Espirros, coceira e congestão nasal estão entre os sinais típicos que podem durar semanas; saiba como diferenciar alergia de resfriado ou gripe
Primavera e aumento das alergias
A primavera, conhecida pelo clima ameno, dias mais longos e florescimento das árvores, começou oficialmente na última segunda-feira (22). Com sua chegada, inicia-se também um período desafiador para quem sofre de alergias respiratórias.

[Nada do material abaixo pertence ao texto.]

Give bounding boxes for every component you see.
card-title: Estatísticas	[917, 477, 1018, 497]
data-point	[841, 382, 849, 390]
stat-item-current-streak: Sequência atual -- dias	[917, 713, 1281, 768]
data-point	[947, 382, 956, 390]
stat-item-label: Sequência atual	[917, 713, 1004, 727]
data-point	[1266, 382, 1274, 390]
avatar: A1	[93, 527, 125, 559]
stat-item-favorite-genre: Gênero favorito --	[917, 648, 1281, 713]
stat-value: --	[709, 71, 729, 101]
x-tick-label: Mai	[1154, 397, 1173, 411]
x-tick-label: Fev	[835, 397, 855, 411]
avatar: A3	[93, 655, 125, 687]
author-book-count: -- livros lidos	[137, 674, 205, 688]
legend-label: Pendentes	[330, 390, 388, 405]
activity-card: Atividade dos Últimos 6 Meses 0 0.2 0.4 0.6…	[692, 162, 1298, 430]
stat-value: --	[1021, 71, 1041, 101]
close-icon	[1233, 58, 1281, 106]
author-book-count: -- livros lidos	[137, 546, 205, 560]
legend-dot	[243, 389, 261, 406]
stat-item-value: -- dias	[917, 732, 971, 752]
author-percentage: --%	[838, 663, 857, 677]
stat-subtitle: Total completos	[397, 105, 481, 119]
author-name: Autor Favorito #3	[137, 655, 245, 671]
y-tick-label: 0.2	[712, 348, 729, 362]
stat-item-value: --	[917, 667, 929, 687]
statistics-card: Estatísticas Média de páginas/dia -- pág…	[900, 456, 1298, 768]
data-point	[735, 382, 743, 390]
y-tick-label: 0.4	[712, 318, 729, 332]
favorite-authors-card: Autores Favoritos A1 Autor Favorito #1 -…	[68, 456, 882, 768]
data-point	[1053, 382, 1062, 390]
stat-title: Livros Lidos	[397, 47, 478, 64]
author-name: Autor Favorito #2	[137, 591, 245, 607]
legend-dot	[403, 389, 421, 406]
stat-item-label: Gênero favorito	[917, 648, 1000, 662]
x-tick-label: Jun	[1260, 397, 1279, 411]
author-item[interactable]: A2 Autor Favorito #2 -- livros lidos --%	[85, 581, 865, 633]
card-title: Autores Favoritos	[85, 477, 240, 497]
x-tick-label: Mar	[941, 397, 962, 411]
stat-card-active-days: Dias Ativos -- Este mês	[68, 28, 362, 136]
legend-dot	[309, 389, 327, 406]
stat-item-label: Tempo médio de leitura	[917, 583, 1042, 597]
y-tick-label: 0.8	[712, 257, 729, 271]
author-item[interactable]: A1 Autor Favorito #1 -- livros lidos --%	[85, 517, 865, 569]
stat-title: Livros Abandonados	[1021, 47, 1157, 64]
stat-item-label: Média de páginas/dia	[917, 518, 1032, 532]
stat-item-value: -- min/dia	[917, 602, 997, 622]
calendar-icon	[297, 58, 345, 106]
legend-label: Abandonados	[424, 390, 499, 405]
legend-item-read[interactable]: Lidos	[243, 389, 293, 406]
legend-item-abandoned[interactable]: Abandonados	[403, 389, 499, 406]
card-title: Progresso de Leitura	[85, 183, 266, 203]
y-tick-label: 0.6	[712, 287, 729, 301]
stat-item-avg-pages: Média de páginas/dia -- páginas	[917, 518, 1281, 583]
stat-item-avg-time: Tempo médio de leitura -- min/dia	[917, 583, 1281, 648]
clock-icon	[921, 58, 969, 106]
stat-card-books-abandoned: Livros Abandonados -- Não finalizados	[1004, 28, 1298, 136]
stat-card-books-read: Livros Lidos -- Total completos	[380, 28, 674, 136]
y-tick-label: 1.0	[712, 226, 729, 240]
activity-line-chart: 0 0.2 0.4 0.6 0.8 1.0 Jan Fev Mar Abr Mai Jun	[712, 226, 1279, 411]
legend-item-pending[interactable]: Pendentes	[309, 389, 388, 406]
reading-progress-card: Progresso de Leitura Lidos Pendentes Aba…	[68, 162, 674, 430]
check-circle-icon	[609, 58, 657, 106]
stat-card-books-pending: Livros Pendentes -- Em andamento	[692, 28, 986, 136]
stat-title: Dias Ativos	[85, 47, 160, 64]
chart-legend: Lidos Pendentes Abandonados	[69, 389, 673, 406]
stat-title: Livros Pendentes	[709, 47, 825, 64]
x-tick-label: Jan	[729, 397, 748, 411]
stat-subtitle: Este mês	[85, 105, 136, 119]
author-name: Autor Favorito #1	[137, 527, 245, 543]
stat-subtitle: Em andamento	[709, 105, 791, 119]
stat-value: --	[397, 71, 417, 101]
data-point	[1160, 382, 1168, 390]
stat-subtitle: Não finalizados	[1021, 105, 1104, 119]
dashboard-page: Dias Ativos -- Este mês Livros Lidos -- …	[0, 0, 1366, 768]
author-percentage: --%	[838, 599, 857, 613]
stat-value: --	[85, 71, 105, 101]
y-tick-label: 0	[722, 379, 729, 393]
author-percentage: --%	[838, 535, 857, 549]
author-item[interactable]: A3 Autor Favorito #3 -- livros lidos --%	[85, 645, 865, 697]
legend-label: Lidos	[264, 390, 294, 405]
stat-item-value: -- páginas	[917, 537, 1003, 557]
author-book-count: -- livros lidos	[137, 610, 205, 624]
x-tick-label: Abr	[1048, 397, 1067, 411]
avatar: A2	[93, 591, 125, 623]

Rinite, asma e conjuntivite alérgica tendem a se intensificar nesse período, principalmente devido ao aumento da concentração de pólen e às variações de temperatura e umidade.
Segundo o otorrinolaringologista Renato Roithmann, a troca de estação já aumenta o risco de crises alérgicas. Além disso, na primavera, o pólen se espalha facilmente com o vento e entra em contato com as mucosas das vias aéreas.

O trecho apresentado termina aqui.